Google Keyword Tool © by Sean MacEntee

 

Last week, I was talking with a client about SEO strategy, and she asked me a simple question: “Why should we focus on just a few keywords? Why don’t we target hundreds of keywords?”

A web site can target as many keywords as you can add content for. But each individual web page should focus on no more than 2-3 keywords – and ideally, only 1-2 keywords. Too many keywords on a web page confuses Google. Tightly focused web pages see better results.

Let’s explore this in more detail.

 

How Google sees your website

A search engine is a computer program that trolls the internet, looking for new web pages. It analyzes each page it finds and indexes the page according to the keywords on the page.

When someone types a search into the search engine, the computer program/search engine goes through its index and looks for web pages that most closely match the keywords that person is searching for.

The keywords you use on each web page tell Google what that page is about – whether it’s loose leaf organic green tea or the Battle of Gettysburg – so that Google can decide whether that web page will be relevant to the person conducting the search.

 

Fewer keywords gives Google a clearer focus

If you’ve focused your page on just one or two strong keywords, then Google gets a clear picture of the content on your page. But if you’ve thrown a bunch of keywords onto that single page, you’ve utterly confused Google.

To illustrate, let’s say you sell Civil War memorabilia. That’s a fairly broad topic; you might sell Civil War uniforms, Civil War weapons, Civil War photographs, or even Civil War maps. Suppose on your website you have one

FtFrederick-1512-Edit copy © by Luigi Crespo Photography

Products page where you list everything you sell. Google finds this web page, and it tries to index this page according to the keywords you’ve used. Let’s see: Civil War uniforms, Civil War weapons, Civil War photographs, Civil War maps. Hmmm.

Now imagine your top competitor also sells the same memorabilia, but he has given each category of product its own web page. He has one page about Civil War uniforms, one page about Civil War weapons, and so forth. Google finds each of these pages and indexes them individually by keyword.

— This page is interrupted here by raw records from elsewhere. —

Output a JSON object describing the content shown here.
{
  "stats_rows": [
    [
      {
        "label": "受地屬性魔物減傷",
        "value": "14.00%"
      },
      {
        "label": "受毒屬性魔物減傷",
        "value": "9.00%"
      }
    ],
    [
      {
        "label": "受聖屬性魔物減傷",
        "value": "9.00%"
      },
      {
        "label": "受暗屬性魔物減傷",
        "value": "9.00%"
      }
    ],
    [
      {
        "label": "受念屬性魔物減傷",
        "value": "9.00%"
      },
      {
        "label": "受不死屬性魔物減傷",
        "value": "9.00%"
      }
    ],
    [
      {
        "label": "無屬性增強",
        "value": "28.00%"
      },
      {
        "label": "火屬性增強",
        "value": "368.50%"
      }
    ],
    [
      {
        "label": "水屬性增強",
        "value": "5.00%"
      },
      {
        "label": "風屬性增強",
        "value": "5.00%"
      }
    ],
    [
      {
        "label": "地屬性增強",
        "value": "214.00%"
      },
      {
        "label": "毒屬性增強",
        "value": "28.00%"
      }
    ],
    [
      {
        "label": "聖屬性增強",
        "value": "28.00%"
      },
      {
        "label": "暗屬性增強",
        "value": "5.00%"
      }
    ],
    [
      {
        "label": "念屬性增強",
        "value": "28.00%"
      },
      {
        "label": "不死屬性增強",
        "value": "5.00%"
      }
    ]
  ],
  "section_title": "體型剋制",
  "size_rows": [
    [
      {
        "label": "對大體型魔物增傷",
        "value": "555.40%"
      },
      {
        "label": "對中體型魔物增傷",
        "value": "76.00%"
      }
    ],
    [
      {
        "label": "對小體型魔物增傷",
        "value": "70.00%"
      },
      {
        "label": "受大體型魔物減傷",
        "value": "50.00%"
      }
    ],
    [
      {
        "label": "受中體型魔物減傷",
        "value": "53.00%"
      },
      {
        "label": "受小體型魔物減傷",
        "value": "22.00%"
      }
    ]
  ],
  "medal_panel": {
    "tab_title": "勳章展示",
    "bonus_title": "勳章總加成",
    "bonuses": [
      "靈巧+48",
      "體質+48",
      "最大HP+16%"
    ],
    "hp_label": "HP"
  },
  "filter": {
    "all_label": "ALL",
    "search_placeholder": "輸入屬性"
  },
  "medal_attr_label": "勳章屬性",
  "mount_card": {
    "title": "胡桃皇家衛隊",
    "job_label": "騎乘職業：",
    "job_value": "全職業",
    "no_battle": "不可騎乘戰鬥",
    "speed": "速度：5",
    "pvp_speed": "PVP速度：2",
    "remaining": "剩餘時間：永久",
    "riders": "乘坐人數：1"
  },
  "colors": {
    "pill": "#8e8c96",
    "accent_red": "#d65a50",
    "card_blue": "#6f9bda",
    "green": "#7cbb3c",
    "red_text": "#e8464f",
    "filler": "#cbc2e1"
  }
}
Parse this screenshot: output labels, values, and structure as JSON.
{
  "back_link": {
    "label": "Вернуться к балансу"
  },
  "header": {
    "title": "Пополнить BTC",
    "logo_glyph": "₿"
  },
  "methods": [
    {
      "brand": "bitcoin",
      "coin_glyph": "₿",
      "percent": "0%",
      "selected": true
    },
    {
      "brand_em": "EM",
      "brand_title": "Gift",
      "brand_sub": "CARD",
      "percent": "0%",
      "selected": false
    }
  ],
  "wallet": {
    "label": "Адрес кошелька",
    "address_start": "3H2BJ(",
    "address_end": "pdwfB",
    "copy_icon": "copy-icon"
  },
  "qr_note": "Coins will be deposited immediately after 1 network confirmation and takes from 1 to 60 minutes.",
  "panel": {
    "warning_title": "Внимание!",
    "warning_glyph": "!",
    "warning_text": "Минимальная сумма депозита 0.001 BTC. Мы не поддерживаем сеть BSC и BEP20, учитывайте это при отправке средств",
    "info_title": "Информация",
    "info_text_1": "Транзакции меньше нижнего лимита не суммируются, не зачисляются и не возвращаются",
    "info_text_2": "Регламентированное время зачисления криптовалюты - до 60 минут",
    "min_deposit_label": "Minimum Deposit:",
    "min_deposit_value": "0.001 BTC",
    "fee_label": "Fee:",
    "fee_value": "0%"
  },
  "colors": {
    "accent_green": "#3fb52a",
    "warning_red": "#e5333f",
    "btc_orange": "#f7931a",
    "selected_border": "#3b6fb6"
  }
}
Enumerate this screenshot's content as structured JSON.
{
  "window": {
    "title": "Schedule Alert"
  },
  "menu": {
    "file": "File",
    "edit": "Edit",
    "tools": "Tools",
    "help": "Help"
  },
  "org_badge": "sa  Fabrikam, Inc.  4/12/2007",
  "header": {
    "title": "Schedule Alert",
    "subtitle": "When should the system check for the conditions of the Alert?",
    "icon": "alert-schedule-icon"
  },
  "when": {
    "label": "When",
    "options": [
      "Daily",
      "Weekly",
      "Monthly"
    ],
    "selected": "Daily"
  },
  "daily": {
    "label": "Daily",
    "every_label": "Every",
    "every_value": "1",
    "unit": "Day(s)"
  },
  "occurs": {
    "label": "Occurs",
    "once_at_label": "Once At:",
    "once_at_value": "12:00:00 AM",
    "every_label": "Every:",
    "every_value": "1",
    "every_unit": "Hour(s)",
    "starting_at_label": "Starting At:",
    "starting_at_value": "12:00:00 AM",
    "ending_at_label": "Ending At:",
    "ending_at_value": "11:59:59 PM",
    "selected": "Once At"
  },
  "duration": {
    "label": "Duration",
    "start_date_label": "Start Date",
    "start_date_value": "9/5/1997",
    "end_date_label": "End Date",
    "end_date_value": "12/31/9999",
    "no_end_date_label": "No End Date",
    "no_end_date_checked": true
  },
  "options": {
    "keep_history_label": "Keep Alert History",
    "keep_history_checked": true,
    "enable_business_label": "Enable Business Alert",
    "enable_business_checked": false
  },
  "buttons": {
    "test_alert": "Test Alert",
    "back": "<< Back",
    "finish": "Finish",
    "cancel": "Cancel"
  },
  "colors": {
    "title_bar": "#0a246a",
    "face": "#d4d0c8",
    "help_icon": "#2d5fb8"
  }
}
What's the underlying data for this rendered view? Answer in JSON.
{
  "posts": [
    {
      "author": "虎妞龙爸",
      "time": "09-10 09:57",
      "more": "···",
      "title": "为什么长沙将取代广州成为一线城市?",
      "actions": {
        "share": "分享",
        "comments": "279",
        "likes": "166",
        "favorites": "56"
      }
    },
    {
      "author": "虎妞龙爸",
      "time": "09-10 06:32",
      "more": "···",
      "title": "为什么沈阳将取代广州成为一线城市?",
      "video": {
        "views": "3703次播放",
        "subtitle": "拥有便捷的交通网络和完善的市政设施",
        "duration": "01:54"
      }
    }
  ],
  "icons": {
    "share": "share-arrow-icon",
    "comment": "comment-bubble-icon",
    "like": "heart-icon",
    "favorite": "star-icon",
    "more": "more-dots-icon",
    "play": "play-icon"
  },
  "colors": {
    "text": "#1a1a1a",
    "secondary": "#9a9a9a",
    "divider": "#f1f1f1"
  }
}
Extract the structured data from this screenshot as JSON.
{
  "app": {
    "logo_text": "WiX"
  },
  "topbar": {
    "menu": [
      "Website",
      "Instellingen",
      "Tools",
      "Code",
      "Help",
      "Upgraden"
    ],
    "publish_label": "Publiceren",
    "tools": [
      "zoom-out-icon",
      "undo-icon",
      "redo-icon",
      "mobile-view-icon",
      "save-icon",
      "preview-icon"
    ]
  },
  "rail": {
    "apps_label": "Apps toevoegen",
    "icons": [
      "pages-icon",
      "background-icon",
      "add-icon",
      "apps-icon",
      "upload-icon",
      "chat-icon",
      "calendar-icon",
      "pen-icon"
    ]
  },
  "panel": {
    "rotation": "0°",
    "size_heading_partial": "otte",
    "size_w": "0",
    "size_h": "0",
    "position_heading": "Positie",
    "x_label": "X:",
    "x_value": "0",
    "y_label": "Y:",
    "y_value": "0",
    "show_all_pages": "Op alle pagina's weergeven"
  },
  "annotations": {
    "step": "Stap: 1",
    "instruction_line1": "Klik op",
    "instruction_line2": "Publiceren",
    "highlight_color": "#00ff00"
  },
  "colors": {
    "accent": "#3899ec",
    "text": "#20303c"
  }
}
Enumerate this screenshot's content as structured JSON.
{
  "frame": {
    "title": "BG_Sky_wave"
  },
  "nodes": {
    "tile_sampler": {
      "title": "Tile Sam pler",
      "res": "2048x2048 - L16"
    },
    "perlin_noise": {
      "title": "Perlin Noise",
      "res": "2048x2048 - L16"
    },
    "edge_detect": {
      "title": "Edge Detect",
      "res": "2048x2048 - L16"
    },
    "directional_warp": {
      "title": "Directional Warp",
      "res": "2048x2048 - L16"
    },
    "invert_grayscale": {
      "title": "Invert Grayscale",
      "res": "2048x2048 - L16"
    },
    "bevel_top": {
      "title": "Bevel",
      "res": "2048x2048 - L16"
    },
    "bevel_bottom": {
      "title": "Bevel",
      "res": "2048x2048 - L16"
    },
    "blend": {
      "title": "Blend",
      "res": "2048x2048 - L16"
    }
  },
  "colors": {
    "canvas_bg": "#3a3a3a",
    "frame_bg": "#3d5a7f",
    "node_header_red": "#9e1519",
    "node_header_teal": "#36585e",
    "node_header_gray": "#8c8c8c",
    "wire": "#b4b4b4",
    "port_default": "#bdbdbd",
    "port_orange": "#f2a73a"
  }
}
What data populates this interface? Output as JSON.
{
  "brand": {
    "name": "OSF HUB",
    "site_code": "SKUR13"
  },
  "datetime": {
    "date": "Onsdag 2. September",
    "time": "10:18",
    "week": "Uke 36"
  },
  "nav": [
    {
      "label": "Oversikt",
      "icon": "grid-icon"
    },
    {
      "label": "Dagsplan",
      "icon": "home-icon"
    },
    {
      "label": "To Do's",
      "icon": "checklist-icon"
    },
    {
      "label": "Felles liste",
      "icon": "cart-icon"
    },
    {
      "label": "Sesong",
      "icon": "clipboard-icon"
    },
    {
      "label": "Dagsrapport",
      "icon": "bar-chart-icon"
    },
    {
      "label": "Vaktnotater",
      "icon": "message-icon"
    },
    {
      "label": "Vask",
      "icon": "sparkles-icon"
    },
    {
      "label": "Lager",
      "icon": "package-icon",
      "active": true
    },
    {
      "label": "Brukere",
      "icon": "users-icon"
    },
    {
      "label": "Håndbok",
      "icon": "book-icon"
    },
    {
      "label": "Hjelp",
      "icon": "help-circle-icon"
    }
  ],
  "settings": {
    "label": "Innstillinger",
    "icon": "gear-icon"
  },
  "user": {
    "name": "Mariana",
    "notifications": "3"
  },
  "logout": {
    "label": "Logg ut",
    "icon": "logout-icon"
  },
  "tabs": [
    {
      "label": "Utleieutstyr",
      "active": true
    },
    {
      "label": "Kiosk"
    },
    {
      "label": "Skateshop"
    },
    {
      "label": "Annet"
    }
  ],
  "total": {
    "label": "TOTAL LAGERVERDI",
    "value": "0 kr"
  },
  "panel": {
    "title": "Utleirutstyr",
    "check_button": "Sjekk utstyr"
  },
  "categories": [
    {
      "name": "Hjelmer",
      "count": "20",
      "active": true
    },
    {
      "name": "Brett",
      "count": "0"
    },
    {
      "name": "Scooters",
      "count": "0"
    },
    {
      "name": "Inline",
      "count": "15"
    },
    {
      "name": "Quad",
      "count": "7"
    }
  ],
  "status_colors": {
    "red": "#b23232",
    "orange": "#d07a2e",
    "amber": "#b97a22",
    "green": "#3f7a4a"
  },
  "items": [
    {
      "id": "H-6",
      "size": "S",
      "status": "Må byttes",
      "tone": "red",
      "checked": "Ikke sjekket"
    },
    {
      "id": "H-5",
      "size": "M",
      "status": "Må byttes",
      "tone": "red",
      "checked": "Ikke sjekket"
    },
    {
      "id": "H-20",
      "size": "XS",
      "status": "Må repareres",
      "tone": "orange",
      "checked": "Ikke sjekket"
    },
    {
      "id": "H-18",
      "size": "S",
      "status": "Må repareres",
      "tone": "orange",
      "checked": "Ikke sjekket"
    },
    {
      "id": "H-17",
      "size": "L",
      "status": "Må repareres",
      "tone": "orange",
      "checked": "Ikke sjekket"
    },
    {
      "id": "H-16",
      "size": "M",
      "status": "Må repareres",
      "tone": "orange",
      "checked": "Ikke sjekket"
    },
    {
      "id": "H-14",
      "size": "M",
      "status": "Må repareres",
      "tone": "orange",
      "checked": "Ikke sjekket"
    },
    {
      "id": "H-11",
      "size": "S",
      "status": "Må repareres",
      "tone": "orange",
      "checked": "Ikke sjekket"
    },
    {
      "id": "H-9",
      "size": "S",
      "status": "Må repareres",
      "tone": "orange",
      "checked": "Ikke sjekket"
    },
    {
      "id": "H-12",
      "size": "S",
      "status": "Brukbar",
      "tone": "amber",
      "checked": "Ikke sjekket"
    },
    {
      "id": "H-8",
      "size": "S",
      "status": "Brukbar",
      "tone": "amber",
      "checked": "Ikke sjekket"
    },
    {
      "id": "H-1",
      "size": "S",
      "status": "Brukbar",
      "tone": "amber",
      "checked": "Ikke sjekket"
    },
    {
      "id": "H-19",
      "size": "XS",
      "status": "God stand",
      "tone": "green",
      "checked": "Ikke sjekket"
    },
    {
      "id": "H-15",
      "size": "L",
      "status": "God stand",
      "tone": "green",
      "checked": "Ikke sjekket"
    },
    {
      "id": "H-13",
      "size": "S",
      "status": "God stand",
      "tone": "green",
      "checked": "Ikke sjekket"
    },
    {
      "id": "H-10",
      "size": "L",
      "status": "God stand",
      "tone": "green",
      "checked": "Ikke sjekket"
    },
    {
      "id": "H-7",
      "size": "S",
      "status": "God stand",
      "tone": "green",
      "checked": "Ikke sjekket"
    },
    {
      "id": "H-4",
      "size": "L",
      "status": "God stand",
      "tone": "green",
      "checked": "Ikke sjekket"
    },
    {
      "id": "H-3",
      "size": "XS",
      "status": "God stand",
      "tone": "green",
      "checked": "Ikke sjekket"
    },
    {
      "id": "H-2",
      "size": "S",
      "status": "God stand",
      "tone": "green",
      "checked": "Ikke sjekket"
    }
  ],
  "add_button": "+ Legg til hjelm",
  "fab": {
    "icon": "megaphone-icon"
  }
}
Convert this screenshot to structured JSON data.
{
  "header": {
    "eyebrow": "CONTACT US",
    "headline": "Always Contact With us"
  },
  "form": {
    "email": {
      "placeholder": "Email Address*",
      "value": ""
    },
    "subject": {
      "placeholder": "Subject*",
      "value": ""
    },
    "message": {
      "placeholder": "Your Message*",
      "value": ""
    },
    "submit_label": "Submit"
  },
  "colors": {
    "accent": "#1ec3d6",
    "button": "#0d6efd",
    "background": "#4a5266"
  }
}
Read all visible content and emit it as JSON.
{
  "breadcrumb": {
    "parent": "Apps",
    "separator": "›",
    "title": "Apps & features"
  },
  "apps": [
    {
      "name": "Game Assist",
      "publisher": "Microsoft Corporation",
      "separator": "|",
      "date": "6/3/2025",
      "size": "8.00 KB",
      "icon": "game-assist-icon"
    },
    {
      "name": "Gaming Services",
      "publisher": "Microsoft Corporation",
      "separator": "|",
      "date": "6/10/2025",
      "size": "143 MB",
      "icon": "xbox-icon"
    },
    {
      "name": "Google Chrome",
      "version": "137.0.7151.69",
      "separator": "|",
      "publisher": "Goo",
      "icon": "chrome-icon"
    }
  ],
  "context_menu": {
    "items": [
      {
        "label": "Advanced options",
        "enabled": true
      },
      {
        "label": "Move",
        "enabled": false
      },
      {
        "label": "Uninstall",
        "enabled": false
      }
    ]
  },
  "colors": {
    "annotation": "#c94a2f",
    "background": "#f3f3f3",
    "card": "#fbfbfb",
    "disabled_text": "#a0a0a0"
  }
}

And finally, imagine someone is looking to buy a Civil War uniform. The person types “Civil War uniform” into Google, and now Google has to decide which web pages that person most likely wants to see.

So Google goes back to its index and looks for a web page that’s about “Civil War uniforms.”

First, Google comes across your Products page in its index. But Google sees that the page is about Civil War uniforms. And weapons. And photographs. And maps.

Next in its index, Google finds your competitor’s series of web pages. And Google quickly finds the one page that is just about Civil War uniforms.

Which page will Google think is more relevant to the person searching for Civil War uniforms? The competitor’s page that’s just about Civil War uniforms? Or your page that’s about a whole bunch of Civil War stuff?

Remember, Google looks from the perspective of the searcher. It wants to provide highly relevant search results. A more tightly focused web page will always appear to be more relevant, in Google’s eye.

 

The cumulative power of many focused pages

This doesn’t mean that you have to limit the overall number of keywords in your SEO strategy. It just means you have to keep each page focused. In fact, smart SEO strategy is to add as many tightly focused pages as you can.

Even though each individual page might not see huge amounts of traffic, the strength comes from the number of pages Google can find. More pages equal more opportunity for traffic.

Data backs this up, too. Marketing Sherpa recently surveyed more than 1,500 search marketers about the effectiveness of their top SEO tactics. A full 50% reported that content creation is a very effective SEO tool. The second SEO tool they identified was keyword research, with 43% finding the tactic very effective.

So it bears repeating: The most effective SEO tactic is to create lots of content – but keep each piece of content tightly focused on one or two keywords.

What does this mean for your website?

The most common SEO mistake I see on websites is on the Services or the Products page. Please, resist the urge to list all your services or products on a single page! Each one of your services or products is its own keyword. And just like our Civil War uniform example, using too many keywords on a single page dilutes the SEO strength of that page.

Instead, give each service or product its own page.

Incidentally, this is why search marketers love blogs. Each blog post is a single web page, and each post should focus on a unique keyword. Google loves this kind of targeted content, and you gain lots of opportunity to bring in loads of new traffic.

So go ahead – add that content! Just keep it focused and use a smart keyword strategy, and soon enough you’ll be seeing the SEO results that you want.